Оланна смотрела на нищих, толпившихся у стен дворца; мухи облепляли их одежду и миски для милостыни. Терпкий, кисловатый запах листьев мелии наполнял воздух.

– И совсем я не как белая туристка, – тихо сказала Оланна.

Мухаммед скользнул по ней взглядом.

– Нет, конечно. Ты патриотка и скоро станешь женой своего борца за свободу.

Оланне на миг показалось, что за легкой насмешкой Мухаммеда таится издевка. Он по-прежнему не выпускал ее ладони; тяжело, должно быть, вести машину одной рукой.

Оланна переехала в Нсукку ветреным субботним днем, а на другой день Оденигбо отправился на математическую конференцию в Ибаданский университет. Он остался бы дома, не будь конференция посвящена трудам его наставника, чернокожего американского ученого Дэвида Блэкуэлла.

– Он величайший математик из ныне живущих, величайший! – говорил Оденигбо. – Поедем со мной, нкем. Всего на неделю.

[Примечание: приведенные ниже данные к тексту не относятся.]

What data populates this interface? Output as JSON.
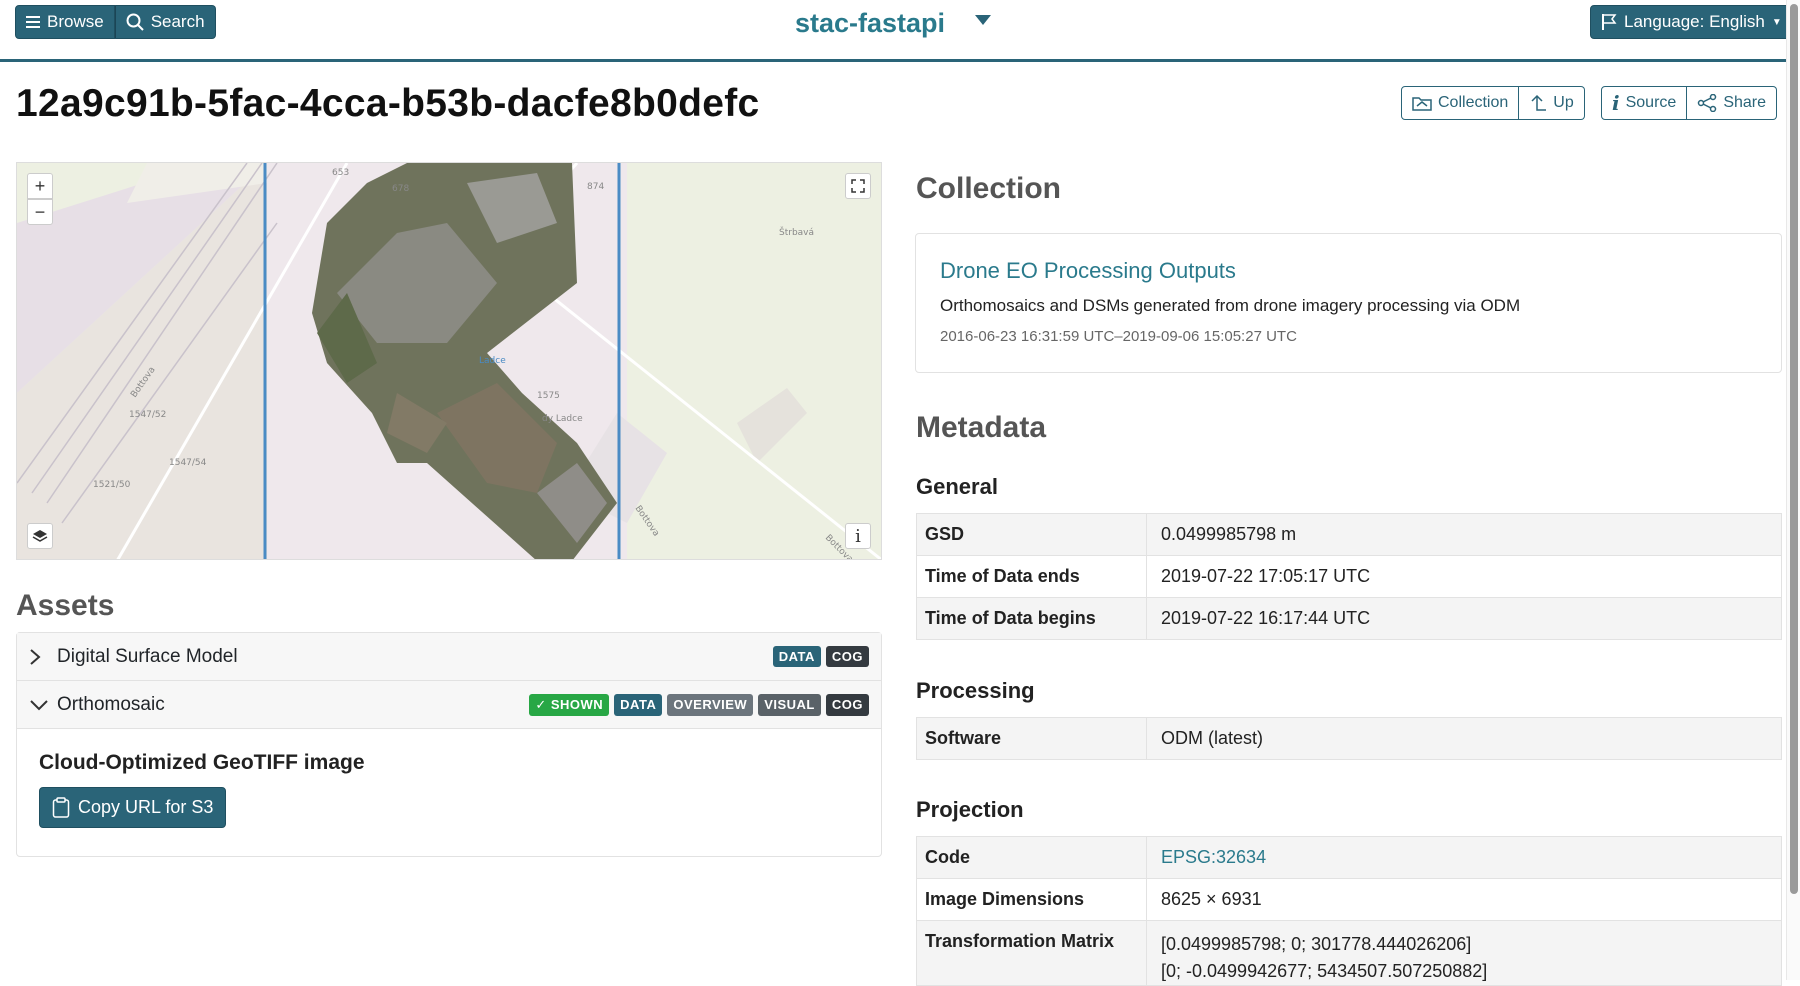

Оланна отказалась: она рада была случаю обжиться на новом месте, разобраться в себе. Проводив его, она первым делом выбросила из вазы на большом столе красные и белые пластмассовые цветы.

Угву пришел в ужас:

– Но, мэм! Они еще хорошие.

Оланна повела его в сад, к африканским лилиям и розам, которые Джомо только что полил, и попросила нарезать букет. Показала, до какого уровня наполнить вазу. Угву смотрел на цветы и качал головой, дивясь ее сумасбродству.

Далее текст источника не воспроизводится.